Frequently Asked Question (FAQs)
Q1. Does TaxBuddy offer both self-filing and expert-assisted plans for ITR filing, or only expert-assisted options?
TaxBuddy offers both self-filing and expert-assisted plans. Users can choose the option that suits their comfort level and tax complexity, with expert support available for detailed guidance and review to ensure error-free filing.
Q2. Which is the best site to file ITR?
TaxBuddy is considered one of the best platforms for ITR filing due to its user-friendly interface, expert assistance, and comprehensive support. It helps taxpayers claim all eligible deductions, including Sections 80C and 80D, ensuring maximum tax benefits.
Q3. Where to file an income tax return?
Income tax returns can be filed on the official Income Tax Department’s e-filing portal or through authorized intermediaries like TaxBuddy, which provide a secure and simplified filing experience with added features like document management and personalized support.
Q4. Can I claim both 80C and 80D deductions in the same financial year?
Yes, under the old tax regime, you can claim deductions under both Sections 80C and 80D simultaneously without any overlap in limits, allowing you to maximize your total tax savings.
Q5. What is the maximum deduction allowed under Section 80C?

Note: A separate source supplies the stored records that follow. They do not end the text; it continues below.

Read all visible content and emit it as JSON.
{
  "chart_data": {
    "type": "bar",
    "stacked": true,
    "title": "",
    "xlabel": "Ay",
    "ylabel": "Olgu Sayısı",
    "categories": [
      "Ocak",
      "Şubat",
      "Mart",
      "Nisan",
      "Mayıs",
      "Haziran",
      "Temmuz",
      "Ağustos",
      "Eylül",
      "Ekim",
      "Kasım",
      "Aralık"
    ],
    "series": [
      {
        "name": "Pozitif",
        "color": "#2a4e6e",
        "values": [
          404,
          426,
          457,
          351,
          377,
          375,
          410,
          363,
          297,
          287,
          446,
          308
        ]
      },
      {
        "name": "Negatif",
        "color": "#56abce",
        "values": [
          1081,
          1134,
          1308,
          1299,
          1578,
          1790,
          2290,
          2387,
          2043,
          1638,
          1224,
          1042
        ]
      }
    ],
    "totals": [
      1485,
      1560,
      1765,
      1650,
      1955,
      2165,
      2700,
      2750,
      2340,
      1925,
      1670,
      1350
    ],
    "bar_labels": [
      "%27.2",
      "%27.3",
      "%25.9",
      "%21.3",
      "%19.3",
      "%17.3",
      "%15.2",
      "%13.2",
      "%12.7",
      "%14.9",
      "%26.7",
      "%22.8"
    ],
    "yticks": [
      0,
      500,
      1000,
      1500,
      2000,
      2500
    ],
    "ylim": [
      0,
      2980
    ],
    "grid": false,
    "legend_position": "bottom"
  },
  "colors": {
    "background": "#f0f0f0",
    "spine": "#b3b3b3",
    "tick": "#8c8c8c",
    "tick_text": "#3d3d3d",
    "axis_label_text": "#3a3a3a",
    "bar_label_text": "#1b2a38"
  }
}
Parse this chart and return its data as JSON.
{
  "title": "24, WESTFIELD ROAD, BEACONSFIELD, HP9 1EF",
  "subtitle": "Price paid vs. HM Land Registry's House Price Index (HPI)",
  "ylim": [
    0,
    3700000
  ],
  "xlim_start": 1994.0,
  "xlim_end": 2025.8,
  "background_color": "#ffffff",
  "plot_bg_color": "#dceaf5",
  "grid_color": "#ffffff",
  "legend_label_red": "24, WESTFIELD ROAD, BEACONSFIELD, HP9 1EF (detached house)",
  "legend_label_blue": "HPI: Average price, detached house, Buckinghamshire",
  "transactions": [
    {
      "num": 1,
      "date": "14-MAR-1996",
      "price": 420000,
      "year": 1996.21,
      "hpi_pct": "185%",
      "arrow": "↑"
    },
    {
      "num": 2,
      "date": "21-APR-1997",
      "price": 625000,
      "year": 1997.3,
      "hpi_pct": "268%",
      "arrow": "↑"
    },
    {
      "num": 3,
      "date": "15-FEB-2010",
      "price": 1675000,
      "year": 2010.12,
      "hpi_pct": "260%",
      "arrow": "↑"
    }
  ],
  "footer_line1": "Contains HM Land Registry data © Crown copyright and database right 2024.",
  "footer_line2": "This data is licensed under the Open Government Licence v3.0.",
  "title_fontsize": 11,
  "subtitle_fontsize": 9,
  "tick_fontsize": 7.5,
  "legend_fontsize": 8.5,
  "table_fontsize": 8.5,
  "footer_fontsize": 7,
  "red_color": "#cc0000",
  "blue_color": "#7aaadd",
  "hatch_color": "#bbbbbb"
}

Section 80C allows a maximum deduction of ₹1.5 lakh per financial year on eligible investments and payments such as PPF, ELSS, life insurance premiums, tuition fees, and more.

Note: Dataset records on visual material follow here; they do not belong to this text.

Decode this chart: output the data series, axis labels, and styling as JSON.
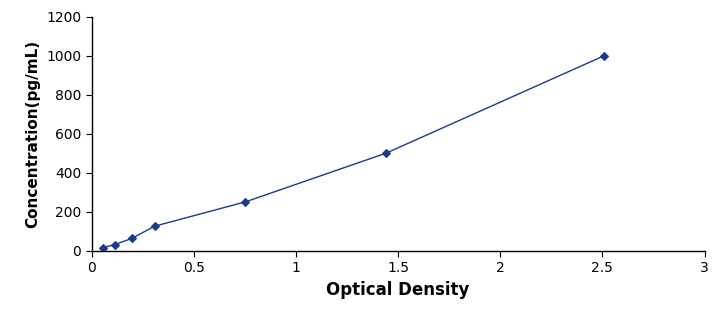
{
  "x_data": [
    0.057,
    0.114,
    0.197,
    0.308,
    0.753,
    1.442,
    2.51
  ],
  "y_data": [
    15.6,
    31.25,
    62.5,
    125,
    250,
    500,
    1000
  ],
  "line_color": "#1a3a8c",
  "marker_color": "#1a3a8c",
  "marker_style": "D",
  "marker_size": 4,
  "line_width": 1.0,
  "line_style": "-",
  "xlabel": "Optical Density",
  "ylabel": "Concentration(pg/mL)",
  "xlim": [
    0,
    3
  ],
  "ylim": [
    0,
    1200
  ],
  "xticks": [
    0,
    0.5,
    1,
    1.5,
    2,
    2.5,
    3
  ],
  "yticks": [
    0,
    200,
    400,
    600,
    800,
    1000,
    1200
  ],
  "xlabel_fontsize": 12,
  "ylabel_fontsize": 11,
  "tick_fontsize": 10,
  "background_color": "#ffffff",
  "figure_background": "#ffffff"
}
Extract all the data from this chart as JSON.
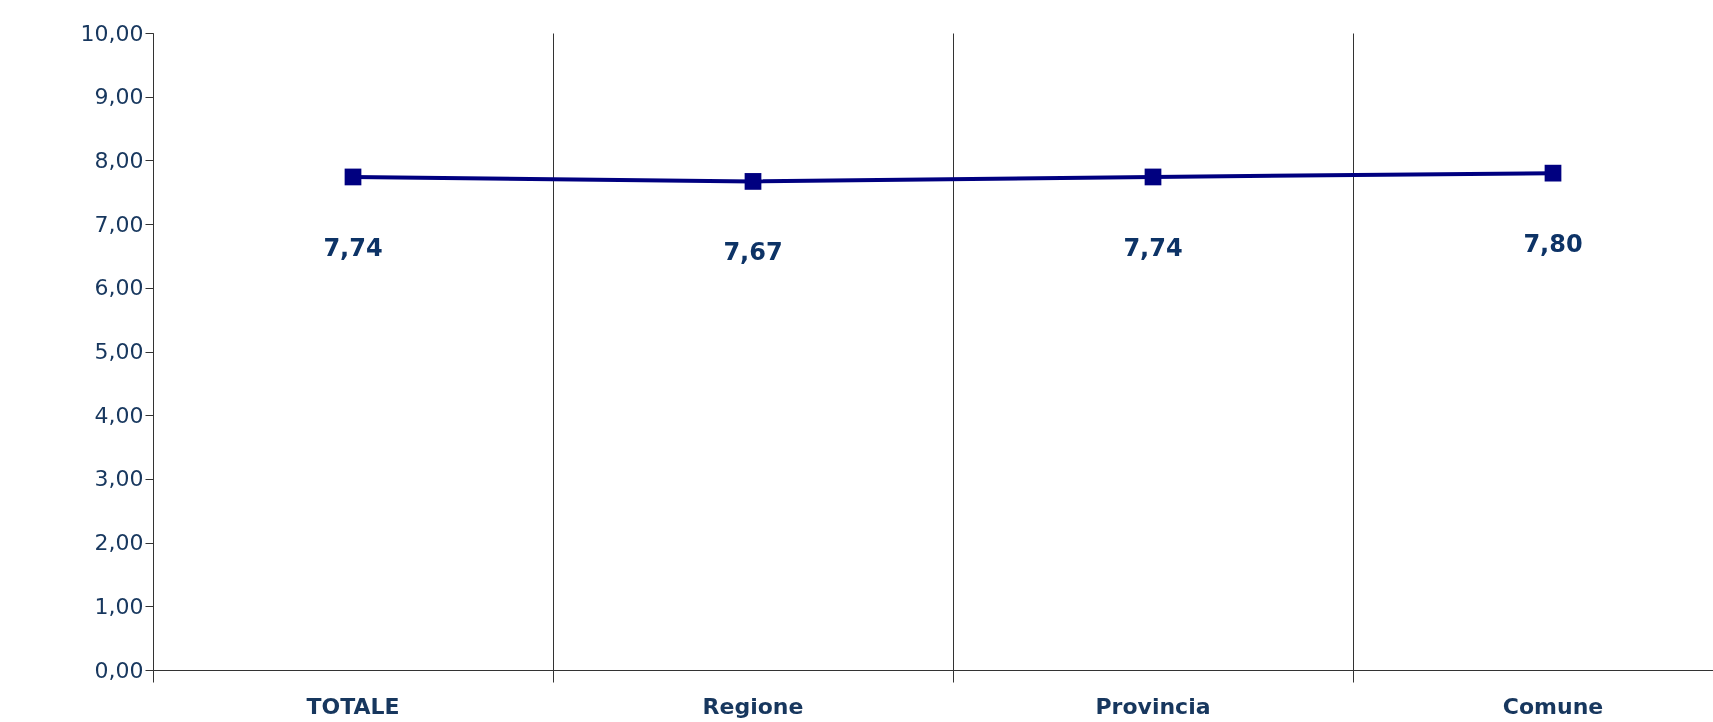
{
  "chart_data": {
    "type": "line",
    "categories": [
      "TOTALE",
      "Regione",
      "Provincia",
      "Comune"
    ],
    "series": [
      {
        "color": "#000080",
        "values": [
          7.74,
          7.67,
          7.74,
          7.8
        ],
        "value_labels": [
          "7,74",
          "7,67",
          "7,74",
          "7,80"
        ]
      }
    ],
    "ylim": [
      0,
      10
    ],
    "yticks": [
      {
        "value": 0,
        "label": "0,00"
      },
      {
        "value": 1,
        "label": "1,00"
      },
      {
        "value": 2,
        "label": "2,00"
      },
      {
        "value": 3,
        "label": "3,00"
      },
      {
        "value": 4,
        "label": "4,00"
      },
      {
        "value": 5,
        "label": "5,00"
      },
      {
        "value": 6,
        "label": "6,00"
      },
      {
        "value": 7,
        "label": "7,00"
      },
      {
        "value": 8,
        "label": "8,00"
      },
      {
        "value": 9,
        "label": "9,00"
      },
      {
        "value": 10,
        "label": "10,00"
      }
    ],
    "grid": "x",
    "marker": "square",
    "line_style": "solid"
  }
}
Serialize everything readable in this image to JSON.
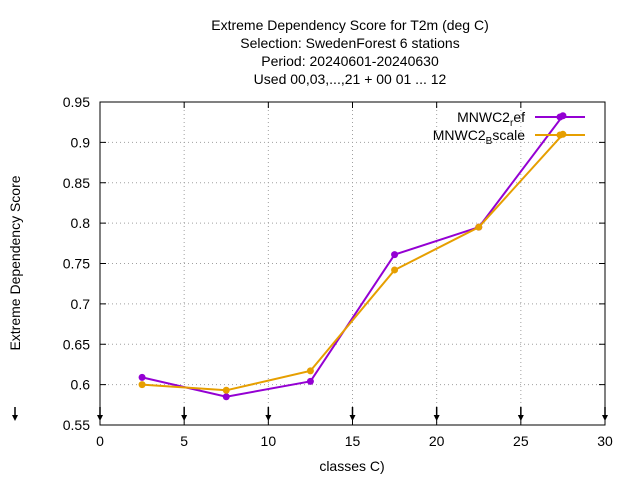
{
  "chart_data": {
    "type": "line",
    "title_lines": [
      "Extreme Dependency Score  for T2m (deg C)",
      "Selection: SwedenForest      6 stations",
      "Period: 20240601-20240630",
      "Used 00,03,...,21 + 00 01 ... 12"
    ],
    "xlabel": "classes C)",
    "ylabel": "Extreme Dependency Score",
    "xlim": [
      0,
      30
    ],
    "ylim": [
      0.55,
      0.95
    ],
    "xticks": [
      0,
      5,
      10,
      15,
      20,
      25,
      30
    ],
    "yticks": [
      0.55,
      0.6,
      0.65,
      0.7,
      0.75,
      0.8,
      0.85,
      0.9,
      0.95
    ],
    "grid": true,
    "legend_position": "top-right",
    "series": [
      {
        "name": "MNWC2_ref",
        "legend_main": "MNWC2",
        "legend_sub": "r",
        "legend_tail": "ef",
        "color": "#9400d3",
        "x": [
          2.5,
          7.5,
          12.5,
          17.5,
          22.5,
          27.5
        ],
        "y": [
          0.609,
          0.585,
          0.604,
          0.761,
          0.795,
          0.933
        ]
      },
      {
        "name": "MNWC2_Bscale",
        "legend_main": "MNWC2",
        "legend_sub": "B",
        "legend_tail": "scale",
        "color": "#e69f00",
        "x": [
          2.5,
          7.5,
          12.5,
          17.5,
          22.5,
          27.5
        ],
        "y": [
          0.6,
          0.593,
          0.617,
          0.742,
          0.795,
          0.91
        ]
      }
    ]
  }
}
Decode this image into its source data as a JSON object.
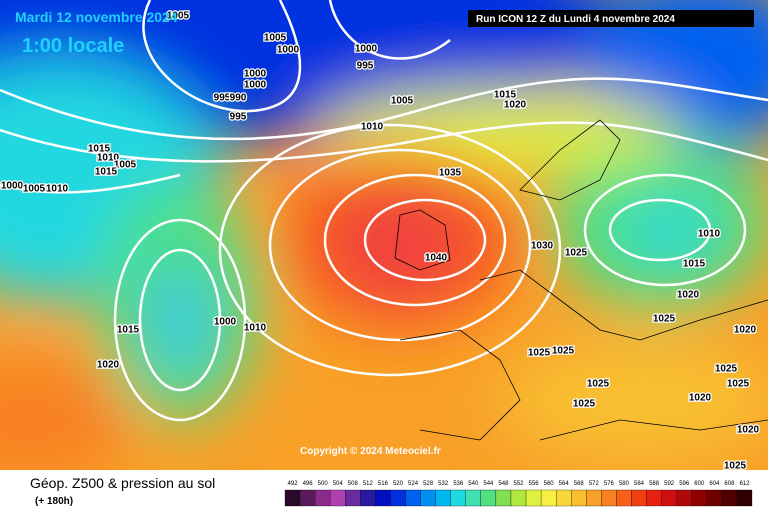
{
  "header": {
    "date": "Mardi 12 novembre 2024",
    "time": "1:00 locale",
    "run": "Run ICON 12 Z du Lundi 4 novembre 2024"
  },
  "copyright": "Copyright © 2024 Meteociel.fr",
  "footer": {
    "title": "Géop. Z500 & pression au sol",
    "step": "(+ 180h)"
  },
  "isobar_labels": [
    "1005",
    "1005",
    "1000",
    "1000",
    "995",
    "1000",
    "1000",
    "995",
    "990",
    "995",
    "1005",
    "1015",
    "1020",
    "1010",
    "1015",
    "1010",
    "1005",
    "1015",
    "1000",
    "1005",
    "1010",
    "1035",
    "1040",
    "1030",
    "1025",
    "1010",
    "1015",
    "1020",
    "1025",
    "1020",
    "1015",
    "1000",
    "1010",
    "1020",
    "1025",
    "1025",
    "1025",
    "1025",
    "1025",
    "1025",
    "1020",
    "1020",
    "1025"
  ],
  "colorbar": {
    "labels": [
      "492",
      "496",
      "500",
      "504",
      "508",
      "512",
      "516",
      "520",
      "524",
      "528",
      "532",
      "536",
      "540",
      "544",
      "548",
      "552",
      "556",
      "560",
      "564",
      "568",
      "572",
      "576",
      "580",
      "584",
      "588",
      "592",
      "596",
      "600",
      "604",
      "608",
      "612"
    ],
    "colors": [
      "#2a0a2a",
      "#5a1a5a",
      "#8a2a8a",
      "#b040b0",
      "#6a2aa0",
      "#2a1aa0",
      "#0010c0",
      "#0030e0",
      "#0060f0",
      "#0090f0",
      "#00b8f0",
      "#20d8e0",
      "#40e0b0",
      "#50e080",
      "#80e050",
      "#b0e840",
      "#e0f040",
      "#f8f040",
      "#f8d838",
      "#f8c030",
      "#f8a028",
      "#f88020",
      "#f86018",
      "#f04010",
      "#e82010",
      "#d01010",
      "#b00808",
      "#900000",
      "#700000",
      "#500000",
      "#300000"
    ]
  }
}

Q6. How much can I claim under Section 80D?
Section 80D permits deductions of up to ₹25,000 for health insurance premiums paid for self, spouse, and dependent children. An additional deduction of ₹25,000 (₹50,000 if parents are senior citizens) is allowed for insurance premiums paid for parents.
Q7. Are Sections 80C and 80D deductions available under the new tax regime?
No, under the new tax regime, most deductions under Chapter VI-A, including 80C and 80D, are not available. Taxpayers must opt for the old regime to claim these deductions.
Q8. What documents are required to claim deductions under Sections 80C and 80D?
For 80C, documents include investment proofs like PPF passbooks, ELSS statements, insurance premium receipts, and tuition fee receipts. For 80D, health insurance premium receipts and bills for preventive health check-ups are required.
Q9. Can I claim health insurance premiums paid for my parents under Section 80D?
Yes, you can claim health insurance premiums paid for your parents under Section 80D. If your parents are senior citizens, the deduction limit increases to ₹50,000.
Q10. How can I avoid errors while claiming 80C and 80D deductions?
Ensure all claimed deductions match supporting documents, double-check your ITR entries, keep thorough records, and consider using expert-assisted platforms like TaxBuddy to minimize errors.
Q11. Does TaxBuddy provide reminders for tax-saving investments and payments?
Yes, TaxBuddy’s platform includes features such as reminders and notifications to help taxpayers stay on track with their investments and premium payments, ensuring no deduction opportunities are missed.
Q12. Can I file a revised return if I missed claiming deductions under 80C or 80D earlier?
Yes, you can file a revised return within the stipulated time frame to include any missed deductions or correct errors, helping you claim eligible tax benefits that were previously overlooked.